Interesting. I’ve had a predominantly Decware system for two decades and the only time I’ve ever had hum issues it’s been unrelated to the Decware gear. Biggest offenders were a DVR and unshielded cables near power cords. (Careful routing is needed with the small box Decware components as the power cord is so near the interconnects.)
I love my ZROCK2. It was the icing on the cake for my system. It relieved anxiety about the sound of discs–with the ZROCK2 I can really tailor the sound and relax into the experience.
There is an easy solution here… I wrestled with this for a long time…

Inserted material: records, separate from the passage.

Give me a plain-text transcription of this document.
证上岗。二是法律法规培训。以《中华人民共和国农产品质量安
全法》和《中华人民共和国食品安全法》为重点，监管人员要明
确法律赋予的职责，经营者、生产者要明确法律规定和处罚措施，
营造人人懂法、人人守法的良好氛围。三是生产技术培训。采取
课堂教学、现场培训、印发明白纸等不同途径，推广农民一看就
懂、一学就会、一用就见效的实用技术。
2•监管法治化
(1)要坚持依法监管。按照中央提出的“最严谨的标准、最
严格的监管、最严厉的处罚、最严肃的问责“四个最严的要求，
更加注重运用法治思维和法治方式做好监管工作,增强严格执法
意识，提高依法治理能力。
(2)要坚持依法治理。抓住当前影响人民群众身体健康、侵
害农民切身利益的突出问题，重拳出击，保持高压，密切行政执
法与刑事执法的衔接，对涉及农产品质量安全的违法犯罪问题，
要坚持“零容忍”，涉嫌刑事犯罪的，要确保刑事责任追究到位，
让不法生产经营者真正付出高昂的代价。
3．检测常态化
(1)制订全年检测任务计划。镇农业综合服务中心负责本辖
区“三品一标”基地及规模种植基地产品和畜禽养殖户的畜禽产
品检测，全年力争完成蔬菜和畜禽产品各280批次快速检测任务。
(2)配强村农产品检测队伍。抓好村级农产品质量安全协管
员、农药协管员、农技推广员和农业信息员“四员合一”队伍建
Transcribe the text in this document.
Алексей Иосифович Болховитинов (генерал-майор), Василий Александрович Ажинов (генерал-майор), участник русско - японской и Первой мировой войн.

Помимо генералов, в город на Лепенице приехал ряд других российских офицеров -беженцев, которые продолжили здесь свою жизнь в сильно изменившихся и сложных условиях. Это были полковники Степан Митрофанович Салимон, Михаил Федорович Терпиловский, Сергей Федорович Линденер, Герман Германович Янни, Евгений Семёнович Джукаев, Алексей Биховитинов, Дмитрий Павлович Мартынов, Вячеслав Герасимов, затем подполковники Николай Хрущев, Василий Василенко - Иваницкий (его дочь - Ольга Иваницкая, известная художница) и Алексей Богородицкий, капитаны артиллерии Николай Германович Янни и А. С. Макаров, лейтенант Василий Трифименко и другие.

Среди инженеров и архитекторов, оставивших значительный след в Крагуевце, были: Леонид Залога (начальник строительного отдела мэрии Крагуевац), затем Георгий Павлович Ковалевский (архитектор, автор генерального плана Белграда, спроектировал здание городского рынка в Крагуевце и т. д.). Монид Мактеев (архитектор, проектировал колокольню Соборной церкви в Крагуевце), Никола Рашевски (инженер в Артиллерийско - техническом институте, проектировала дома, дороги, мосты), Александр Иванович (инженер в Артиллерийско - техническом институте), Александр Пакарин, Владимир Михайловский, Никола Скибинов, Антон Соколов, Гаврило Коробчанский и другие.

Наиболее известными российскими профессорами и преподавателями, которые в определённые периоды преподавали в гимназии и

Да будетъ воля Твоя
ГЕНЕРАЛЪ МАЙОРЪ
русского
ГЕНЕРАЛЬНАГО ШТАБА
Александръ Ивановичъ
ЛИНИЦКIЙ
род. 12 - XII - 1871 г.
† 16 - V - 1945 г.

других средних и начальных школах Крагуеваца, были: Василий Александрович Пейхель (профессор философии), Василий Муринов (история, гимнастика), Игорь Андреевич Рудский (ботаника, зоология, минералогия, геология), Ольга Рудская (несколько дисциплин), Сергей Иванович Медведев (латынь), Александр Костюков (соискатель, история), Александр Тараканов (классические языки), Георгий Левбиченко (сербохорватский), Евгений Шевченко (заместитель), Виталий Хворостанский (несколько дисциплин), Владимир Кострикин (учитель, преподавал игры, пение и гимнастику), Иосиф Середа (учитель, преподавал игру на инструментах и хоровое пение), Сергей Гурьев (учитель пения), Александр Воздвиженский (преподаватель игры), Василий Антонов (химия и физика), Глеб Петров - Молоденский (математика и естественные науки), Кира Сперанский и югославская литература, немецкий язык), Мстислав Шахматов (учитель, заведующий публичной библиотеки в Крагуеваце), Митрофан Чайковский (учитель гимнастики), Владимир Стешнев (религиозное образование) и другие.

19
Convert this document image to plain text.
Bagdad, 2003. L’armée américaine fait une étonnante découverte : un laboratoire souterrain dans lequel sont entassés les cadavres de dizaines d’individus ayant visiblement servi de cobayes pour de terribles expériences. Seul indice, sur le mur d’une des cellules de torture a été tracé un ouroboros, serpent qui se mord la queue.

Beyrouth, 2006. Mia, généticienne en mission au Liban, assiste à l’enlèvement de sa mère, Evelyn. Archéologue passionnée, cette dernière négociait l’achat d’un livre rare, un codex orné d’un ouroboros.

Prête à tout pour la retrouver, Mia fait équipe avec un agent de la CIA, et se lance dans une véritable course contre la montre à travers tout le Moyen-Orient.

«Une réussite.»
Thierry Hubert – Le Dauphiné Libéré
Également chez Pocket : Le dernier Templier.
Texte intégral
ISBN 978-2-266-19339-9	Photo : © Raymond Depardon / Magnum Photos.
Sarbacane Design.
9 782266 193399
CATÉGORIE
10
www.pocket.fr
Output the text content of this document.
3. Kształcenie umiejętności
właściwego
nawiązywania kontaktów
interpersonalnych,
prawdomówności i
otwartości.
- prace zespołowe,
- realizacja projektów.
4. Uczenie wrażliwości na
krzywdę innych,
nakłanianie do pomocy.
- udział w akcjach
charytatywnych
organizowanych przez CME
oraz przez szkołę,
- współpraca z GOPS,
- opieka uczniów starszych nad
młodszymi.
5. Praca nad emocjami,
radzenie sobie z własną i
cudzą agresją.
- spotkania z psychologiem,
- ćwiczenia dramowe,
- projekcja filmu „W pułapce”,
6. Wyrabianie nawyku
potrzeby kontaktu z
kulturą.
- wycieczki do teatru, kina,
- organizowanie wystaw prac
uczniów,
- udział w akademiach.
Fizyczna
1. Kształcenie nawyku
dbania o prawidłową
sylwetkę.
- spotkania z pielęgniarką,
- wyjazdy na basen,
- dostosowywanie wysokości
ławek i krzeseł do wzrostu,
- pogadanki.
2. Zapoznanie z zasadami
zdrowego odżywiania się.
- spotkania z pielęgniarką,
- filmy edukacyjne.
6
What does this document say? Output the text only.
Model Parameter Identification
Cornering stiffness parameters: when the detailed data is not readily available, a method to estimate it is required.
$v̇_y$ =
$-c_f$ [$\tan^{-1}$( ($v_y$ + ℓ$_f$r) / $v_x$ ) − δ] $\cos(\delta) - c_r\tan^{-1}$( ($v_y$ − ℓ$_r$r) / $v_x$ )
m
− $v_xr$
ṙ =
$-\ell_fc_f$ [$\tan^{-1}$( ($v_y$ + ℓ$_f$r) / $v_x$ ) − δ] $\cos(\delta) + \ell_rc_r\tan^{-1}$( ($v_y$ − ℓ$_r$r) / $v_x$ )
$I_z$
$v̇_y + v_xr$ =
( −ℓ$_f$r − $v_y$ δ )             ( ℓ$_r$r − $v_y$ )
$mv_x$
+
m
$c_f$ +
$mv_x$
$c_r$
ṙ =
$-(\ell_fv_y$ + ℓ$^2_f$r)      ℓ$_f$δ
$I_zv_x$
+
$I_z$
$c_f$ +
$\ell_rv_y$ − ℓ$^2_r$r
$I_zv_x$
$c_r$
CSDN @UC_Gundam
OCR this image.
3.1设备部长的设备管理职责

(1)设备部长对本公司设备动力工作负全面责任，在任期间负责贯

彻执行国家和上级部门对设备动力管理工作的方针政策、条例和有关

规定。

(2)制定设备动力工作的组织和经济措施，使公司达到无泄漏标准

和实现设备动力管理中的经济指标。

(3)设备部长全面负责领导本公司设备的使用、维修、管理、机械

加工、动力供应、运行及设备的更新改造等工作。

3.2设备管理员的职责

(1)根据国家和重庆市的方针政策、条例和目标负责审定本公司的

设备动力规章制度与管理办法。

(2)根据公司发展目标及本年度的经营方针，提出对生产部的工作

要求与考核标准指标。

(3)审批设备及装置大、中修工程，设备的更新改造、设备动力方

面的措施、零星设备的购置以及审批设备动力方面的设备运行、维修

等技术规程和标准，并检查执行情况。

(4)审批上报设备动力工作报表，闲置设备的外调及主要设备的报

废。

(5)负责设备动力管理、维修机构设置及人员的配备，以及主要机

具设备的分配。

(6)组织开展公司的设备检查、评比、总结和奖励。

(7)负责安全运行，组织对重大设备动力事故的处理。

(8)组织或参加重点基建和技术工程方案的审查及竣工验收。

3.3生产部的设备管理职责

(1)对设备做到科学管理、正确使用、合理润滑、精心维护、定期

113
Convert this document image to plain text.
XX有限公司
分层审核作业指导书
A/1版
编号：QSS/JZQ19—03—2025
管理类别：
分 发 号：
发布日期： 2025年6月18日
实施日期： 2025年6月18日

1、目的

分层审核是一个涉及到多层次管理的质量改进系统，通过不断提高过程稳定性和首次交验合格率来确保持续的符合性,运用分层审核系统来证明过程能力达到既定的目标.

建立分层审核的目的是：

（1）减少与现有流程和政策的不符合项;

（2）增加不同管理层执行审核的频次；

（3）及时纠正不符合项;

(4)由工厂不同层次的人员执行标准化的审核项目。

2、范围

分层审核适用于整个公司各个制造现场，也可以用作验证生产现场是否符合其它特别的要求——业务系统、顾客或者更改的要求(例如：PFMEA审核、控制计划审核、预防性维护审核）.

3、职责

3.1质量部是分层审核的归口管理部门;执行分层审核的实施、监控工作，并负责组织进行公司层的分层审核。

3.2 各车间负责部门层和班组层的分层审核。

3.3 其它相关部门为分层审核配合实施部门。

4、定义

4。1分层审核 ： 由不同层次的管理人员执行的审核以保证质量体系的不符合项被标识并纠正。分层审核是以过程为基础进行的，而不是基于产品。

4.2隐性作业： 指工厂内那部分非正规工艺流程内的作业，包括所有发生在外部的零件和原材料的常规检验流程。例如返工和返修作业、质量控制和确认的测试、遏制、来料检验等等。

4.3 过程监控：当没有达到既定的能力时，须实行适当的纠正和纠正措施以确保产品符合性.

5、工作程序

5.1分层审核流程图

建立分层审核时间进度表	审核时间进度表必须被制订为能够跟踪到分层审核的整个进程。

I use Foobar as my music player on my PC to a PS Audio Junior DAC. Foorbar has the capability to activate/deactivate an equalizer. So I have a curve set for evil CDs… just roll a bit off the top. Then when that CD (or set of music files) is over, I just deactivate the equalizer. Done.
You have to activate/deactivate and not just flatten it out. You want to pass bit-for-bit so you have to deactivate all those plugins. No big deal, very easy and works.
BTW, Foobar allows you to load pre-set equalizer curves if you want to.
Bruce in Philly
I don’t do any files or computer or network audio so Foobar doesn’t help me! That said. . . I love the configuration I have now so much. . . I’m just listening and listening and listening. . . hate to shut the system down! The ZROCK2 really works for me.